Biography
Donate NowProfessor Paula Giddings was born on November 16, 1947 in Yonkers, New York to Virginia Iola Stokes and Curtis Gulliver Giddings. She received her B.A. degree in English from Howard University in Washington, D.C. in 1969, where she served as editor of the university’s literary magazine, The Promethean.
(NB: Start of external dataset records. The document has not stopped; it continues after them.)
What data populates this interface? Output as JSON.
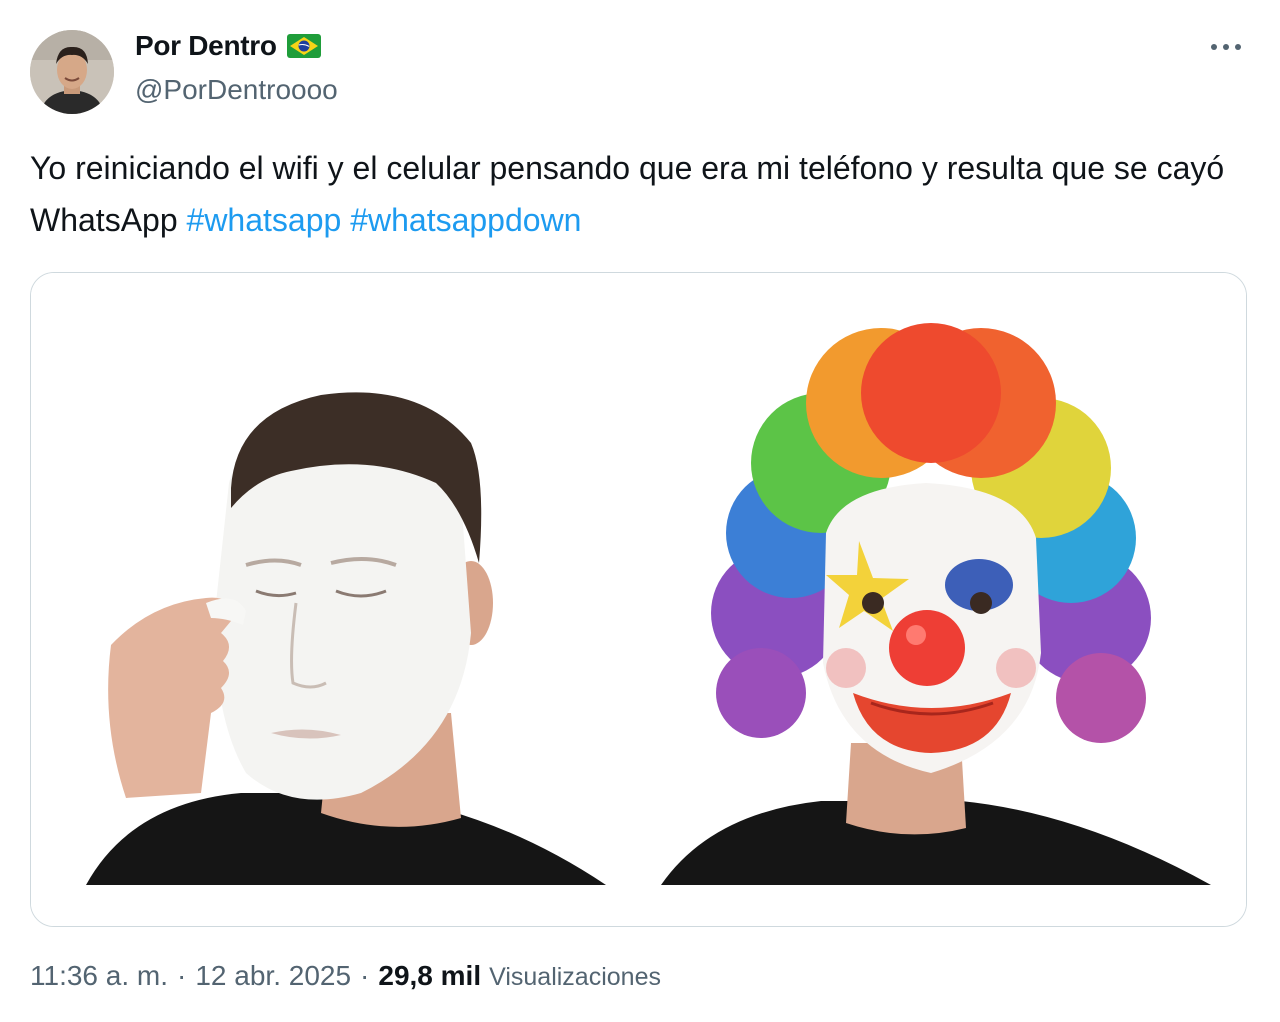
{
  "author": {
    "display_name": "Por Dentro",
    "handle": "@PorDentroooo",
    "flag_icon": "brazil-flag-icon",
    "avatar_icon": "profile-photo"
  },
  "header": {
    "more_icon": "more-options-icon"
  },
  "tweet": {
    "text": "Yo reiniciando el wifi y el celular pensando que era mi teléfono y resulta que se cayó WhatsApp",
    "hashtags": [
      "#whatsapp",
      "#whatsappdown"
    ]
  },
  "media": {
    "panels": [
      "mime-face-paint-photo",
      "clown-makeup-rainbow-wig-photo"
    ]
  },
  "meta": {
    "time": "11:36 a. m.",
    "separator": "·",
    "date": "12 abr. 2025",
    "views_count": "29,8 mil",
    "views_label": "Visualizaciones"
  },
  "colors": {
    "text": "#0f1419",
    "secondary": "#536471",
    "link": "#1d9bf0",
    "border": "#cfd9de"
  }
}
In 1969, Giddings worked as an editorial assistant for Random House and later as a copy editor until 1972. She then became an associate book editor for the Howard University Press. Giddings then moved to Paris, France in 1975 where she served as the Paris bureau chief for Encore America/Worldwide News. In 1977, she was transferred to the New York office and served as an associate editor until 1979. Giddings published her first book, When and Where I Enter: The Impact of Black Women on Race and Sex in America, in 1984. The following year, she served as a contributing editor and book review editor for Essence magazine. She then became a distinguished United Negro College Fund (UNCF) scholar at Spelman College. In 1988, she published In Search of Sisterhood, and subsequently joined the faculty of Douglass College at Rutgers University where she held the the Blanche, Edith, and Irving Laurie Chair in Women's Studies from 1989 to 1991. Giddings also served as a visiting professor at Princeton University and Duke University. In 2001, Giddings joined Smith College as the Elizabeth A. Woodson 1922 Professor of Africana Studies. She also served as the editor of Meridians, feminism, race, transnationalism a peer-reviewed feminist, interdisciplinary journal. She then became Smith College department chair and honors thesis advisor for the department of Africana studies. In 2002, she edited Burning All Illusions: Writings from The Nation on Race 1866-2002; and, in 2008, she published Ida, A Sword Among Lions: Ida B. Wells and the Campaign Against Lynching. Giddings retired from Smith College in 2017.
Giddings has also written extensively on international and national issues and has been published by the Washington Post, the New York Times, the Philadelphia Inquirer, Jeune Afrique (Paris), The Nation, and Sage: A Scholarly Journal on Black Women, among other publications.
In 1982, she received a Ford Foundation Grant; and, in 1985, Giddings was the recipient of the Candace Award from the National Coalition of 100 Black Women. That same year, she received the Alumni Award from Howard University; and, the following year, Giddings won the Westchester Black Women’s Political Caucus Award and the Building Brick Award from the New York Urban League. In 1990, she received the Anna Julia Cooper Award from Sage: A Scholarly Journal on Black Women, and an honorary doctorate degree in humane letters from Bennett College. In 2008, her book Ida, A Sword Among Lions won the Los Angeles Times Book Prize for Biography and was a finalist for the National Book Critics Circle award.
Paula Giddings was interviewed by The HistoryMakers on December 8, 2018.